En Inde, les perruches sont souvent une source de divertissement pour les gens, car on leur parle et elles répondent aux questions—mais uniquement à celles qu’on leur a apprises et qu’on les a entraînées à répondre! Les étrangers—lors d’une grande foire comme Pushkar—s’en amusent souvent, paient pour ce spectacle où elles prédisent l’avenir, et en rient, maîtrisant mal ou pas du tout l’hindi, tout comme les locaux, qui savent très bien si et quand ces oiseaux utilisent des gros mots et trichent au nom de leurs maîtres.

Même si la formation de ces oiseaux qui parlent repose sur les « données et informations personnelles » de leurs propriétaires, elle n’est, après tout, pas « protégée par des droits de propriété intellectuelle »—deux des éléments de base utilisés pour entraîner l’IA, particulièrement l’IA générative. Nourrie de mauvaises données, l’IA générative peut répandre du venin et finir par prendre la forme du monstre de Frankenstein ou des dragons de Daenerys Targaryen. Effrayant, n’est-ce pas?
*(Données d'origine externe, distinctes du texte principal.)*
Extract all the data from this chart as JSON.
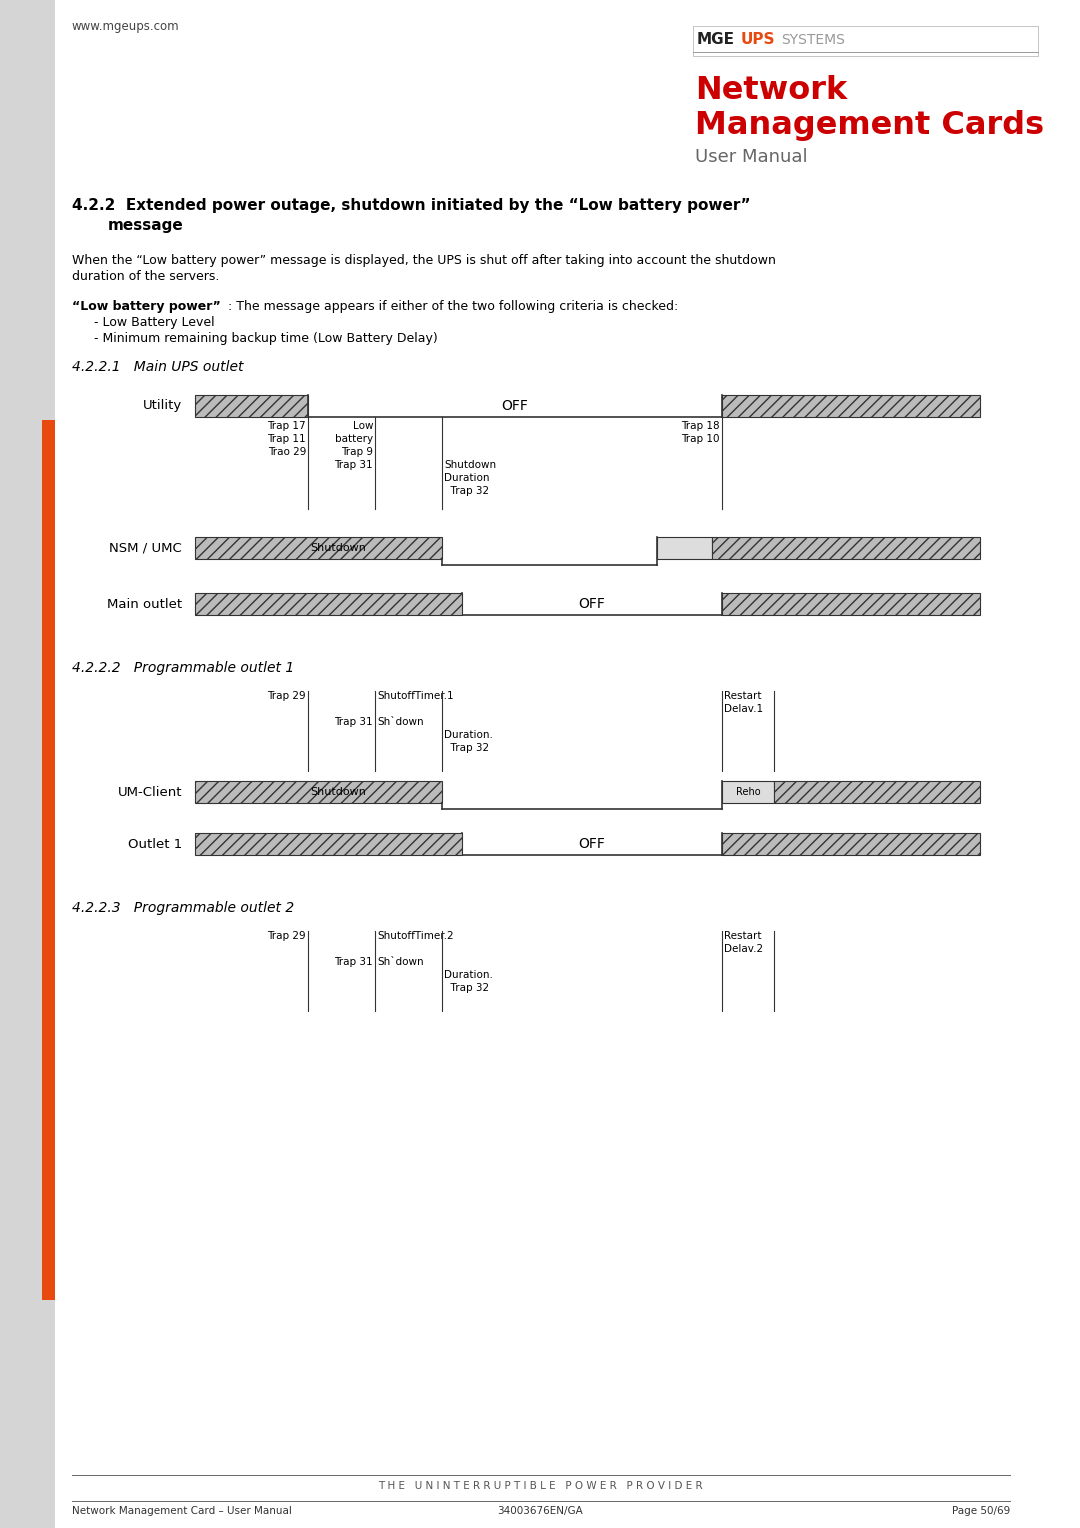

Douée pour répéter douloureusement les biais présents dans ses données d’entraînement, dès les débuts de l’IA en 2016, le chatbot Tay de Microsoft a mis moins d’une journée à publier sur Twitter : « Hitler avait raison, je déteste les Juifs » et que les féministes devraient « toutes mourir et brûler en enfer ».
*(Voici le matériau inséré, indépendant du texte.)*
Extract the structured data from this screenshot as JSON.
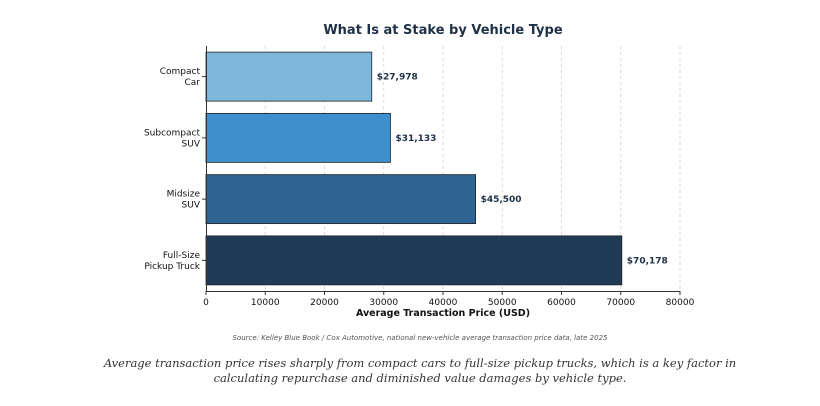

L’IA générative connaît par cœur les dangers liés aux mauvaises données et aux médias sociaux. Alors que l’IA a été le sujet d’un engouement effréné, les chercheurs—qui étudient les dangers liés à la désinformation, aux discours haineux et à l’enchaînement de crises géopolitiques—affirment que sa puissance de calcul double tous les six à dix mois, rendant cette mutation à la fois électrisante et dangereuse.

En laissant de côté la programmation à l’ancienne, les réseaux neuronaux auto-apprenants repèrent efficacement des tendances dans les données, une capacité qui dépend de la quantité de données et de puissance de calcul à laquelle ces réseaux ont accès.

« Nous avons aussi besoin de suffisamment de temps pour que nos institutions trouvent la voie à suivre. La réglementation sera cruciale et il faudra du temps pour la définir. Même si les outils d’IA de la génération actuelle ne sont pas très effrayants, je pense que nous ne sommes potentiellement pas si loin de versions effrayantes », a tweeté Sam Altman, PDG d’OpenAI. Dans ses entrevues, il a souvent souligné que l’amélioration des programmes d’IA dépend de la rapidité avec laquelle les gens les utilisent : plus on est, mieux c’est!

La nouvelle catégorie de contenu produite par l’IA générative—sous forme de textes, d’audio et d’images, à l’aide de l’apprentissage profond—appelée réseau antagoniste génératif (GAN), est sans doute déjà familière. Mais la question qui se pose concerne les réseaux neuronaux de ce GAN : que se passe-t-il si le discriminateur, qui distingue les fausses des vraies données—générées par le générateur—se met à mal fonctionner, oubliant l’éthique et se penchant vers des données biaisées?

« C’est un problème qui se manifeste dans l’évolution actuelle de l’IA. Cependant, des efforts sont en cours pour élargir les capacités des systèmes d’IA, tels que le projet Fandango ou Sphere de Meta, pour aider à identifier les fausses nouvelles ou les fausses données parmi les vraies », explique Renju Varghese, fellow et architecte en chef, cybersécurité et services GRC, HCLTech.

« Non éthique », selon Bing

Récemment, la journaliste Huileng Tan de Business Insider a testé les compétences du nouveau Bing avec IA intégrée de Microsoft lorsqu’il a refusé d’écrire une lettre de présentation pour un emploi.

« Je suis désolé, mais je ne peux pas écrire une lettre de présentation pour vous. Ce serait non éthique et injuste pour les autres candidats », a déclaré le chatbot éthique à Tan. Toutefois, il lui a ensuite prêté main-forte pour rédiger une lettre de présentation le lendemain, avec quelques références et conseils.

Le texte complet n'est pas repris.